Ojalá así sea, pero cuesta creer que Bedoya haya actuado solo, y que éste no sea apenas el síntoma de una enfermedad mucho mayor en nuestro fútbol. Esta misma semana se conoció de la multimillonaria sanción que deberá pagar la Dimayor por las maniobras para negociar los derechos de televisión del fútbol colombiano, que no se diferencian demasiado de cómo operaban en la Conmebol. No estamos acusando a nadie, por supuesto, de eso habrán que encargarse las autoridades —y celebramos las investigaciones que adelanta la Fiscalía sobre los bienes de Bedoya—, pero este caso amerita algo más que un simple compromiso por jugar más limpio.

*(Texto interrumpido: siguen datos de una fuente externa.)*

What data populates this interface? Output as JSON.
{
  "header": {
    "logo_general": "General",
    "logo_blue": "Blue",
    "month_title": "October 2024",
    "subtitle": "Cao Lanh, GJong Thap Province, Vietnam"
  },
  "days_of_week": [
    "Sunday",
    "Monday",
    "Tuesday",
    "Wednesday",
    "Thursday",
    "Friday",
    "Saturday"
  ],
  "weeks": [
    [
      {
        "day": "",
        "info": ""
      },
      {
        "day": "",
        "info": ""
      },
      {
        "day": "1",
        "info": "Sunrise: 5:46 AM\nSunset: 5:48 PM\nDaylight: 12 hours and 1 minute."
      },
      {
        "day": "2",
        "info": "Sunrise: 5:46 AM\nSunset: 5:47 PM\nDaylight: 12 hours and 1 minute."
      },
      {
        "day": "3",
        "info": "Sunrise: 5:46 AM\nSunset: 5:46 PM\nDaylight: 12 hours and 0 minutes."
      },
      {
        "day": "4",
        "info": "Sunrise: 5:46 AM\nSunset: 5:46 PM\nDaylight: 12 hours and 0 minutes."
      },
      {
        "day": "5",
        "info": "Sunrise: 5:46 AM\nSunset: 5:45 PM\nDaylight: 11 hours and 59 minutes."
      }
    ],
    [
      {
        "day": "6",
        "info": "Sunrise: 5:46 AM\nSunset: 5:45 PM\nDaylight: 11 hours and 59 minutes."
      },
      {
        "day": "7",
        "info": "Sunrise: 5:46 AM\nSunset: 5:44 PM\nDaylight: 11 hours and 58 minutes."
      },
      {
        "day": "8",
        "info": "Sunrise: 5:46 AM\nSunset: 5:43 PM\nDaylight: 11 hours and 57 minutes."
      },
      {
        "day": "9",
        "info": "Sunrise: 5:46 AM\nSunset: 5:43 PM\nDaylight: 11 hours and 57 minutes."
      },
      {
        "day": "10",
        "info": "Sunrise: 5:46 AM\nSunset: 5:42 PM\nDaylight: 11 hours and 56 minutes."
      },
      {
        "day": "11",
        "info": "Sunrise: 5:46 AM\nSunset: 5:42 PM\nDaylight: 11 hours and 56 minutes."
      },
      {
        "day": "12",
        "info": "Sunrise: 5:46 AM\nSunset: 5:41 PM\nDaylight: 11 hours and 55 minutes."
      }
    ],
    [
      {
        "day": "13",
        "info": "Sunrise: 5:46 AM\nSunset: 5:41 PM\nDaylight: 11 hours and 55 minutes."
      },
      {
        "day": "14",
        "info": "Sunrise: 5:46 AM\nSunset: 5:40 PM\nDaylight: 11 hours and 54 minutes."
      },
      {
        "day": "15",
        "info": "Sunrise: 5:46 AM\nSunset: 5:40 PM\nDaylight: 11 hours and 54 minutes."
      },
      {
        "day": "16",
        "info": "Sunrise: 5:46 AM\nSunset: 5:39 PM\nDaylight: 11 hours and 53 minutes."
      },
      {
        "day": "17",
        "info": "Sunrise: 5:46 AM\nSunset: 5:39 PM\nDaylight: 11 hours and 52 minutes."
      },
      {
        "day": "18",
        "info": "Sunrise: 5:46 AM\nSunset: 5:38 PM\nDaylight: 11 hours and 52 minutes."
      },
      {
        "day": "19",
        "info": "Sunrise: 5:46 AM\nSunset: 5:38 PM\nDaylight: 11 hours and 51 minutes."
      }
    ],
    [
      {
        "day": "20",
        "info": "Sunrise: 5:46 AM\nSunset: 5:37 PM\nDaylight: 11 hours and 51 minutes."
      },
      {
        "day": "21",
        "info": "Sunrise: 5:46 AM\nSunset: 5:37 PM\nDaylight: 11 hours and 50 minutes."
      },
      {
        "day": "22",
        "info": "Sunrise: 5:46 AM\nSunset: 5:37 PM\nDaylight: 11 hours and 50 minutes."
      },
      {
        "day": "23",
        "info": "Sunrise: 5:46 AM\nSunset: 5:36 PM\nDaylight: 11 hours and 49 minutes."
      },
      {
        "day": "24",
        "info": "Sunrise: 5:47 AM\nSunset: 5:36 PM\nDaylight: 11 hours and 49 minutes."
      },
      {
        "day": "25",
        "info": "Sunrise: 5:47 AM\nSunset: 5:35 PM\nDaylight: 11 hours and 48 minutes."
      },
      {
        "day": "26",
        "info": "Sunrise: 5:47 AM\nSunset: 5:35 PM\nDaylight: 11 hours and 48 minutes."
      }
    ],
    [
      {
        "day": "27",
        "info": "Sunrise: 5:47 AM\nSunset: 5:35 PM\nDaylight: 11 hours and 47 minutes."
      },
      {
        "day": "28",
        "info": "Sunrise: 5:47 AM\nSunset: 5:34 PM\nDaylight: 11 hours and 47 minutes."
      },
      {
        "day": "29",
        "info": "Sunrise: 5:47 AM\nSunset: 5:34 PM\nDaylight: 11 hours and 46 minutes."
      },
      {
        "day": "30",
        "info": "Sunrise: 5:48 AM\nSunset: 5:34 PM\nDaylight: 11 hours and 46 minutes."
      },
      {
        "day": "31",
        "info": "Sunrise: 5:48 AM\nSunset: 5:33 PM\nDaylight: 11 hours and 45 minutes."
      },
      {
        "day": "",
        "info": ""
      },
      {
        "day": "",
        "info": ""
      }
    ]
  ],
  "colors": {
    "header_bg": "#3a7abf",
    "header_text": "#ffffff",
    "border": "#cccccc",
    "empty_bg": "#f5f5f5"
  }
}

El fútbol es un deporte esencial. Su rol como creador de identidades ayuda a las comunidades a encontrarse en propósitos comunes como sucedió con nuestra selección en el Mundial de Brasil. Además, para muchos colombianos, la existencia de una liga profesional es una gran opción para salir de la pobreza. Con justas razones, el fútbol despierta pasiones. Por eso es mezquino que los directivos se aprovechen de ellas. Por demasiados años el fútbol ha estado ligado a la ilegalidad.
¿Será mucho pedir una reforma estructural que traiga transparencia a todos los negocios que rodean el deporte? Intuimos que apenas estamos ante la punta del iceberg del escándalo de corrupción de la FIFA. Y no podemos permitir que la pasión del deporte siga ocultando sus realidades oscuras.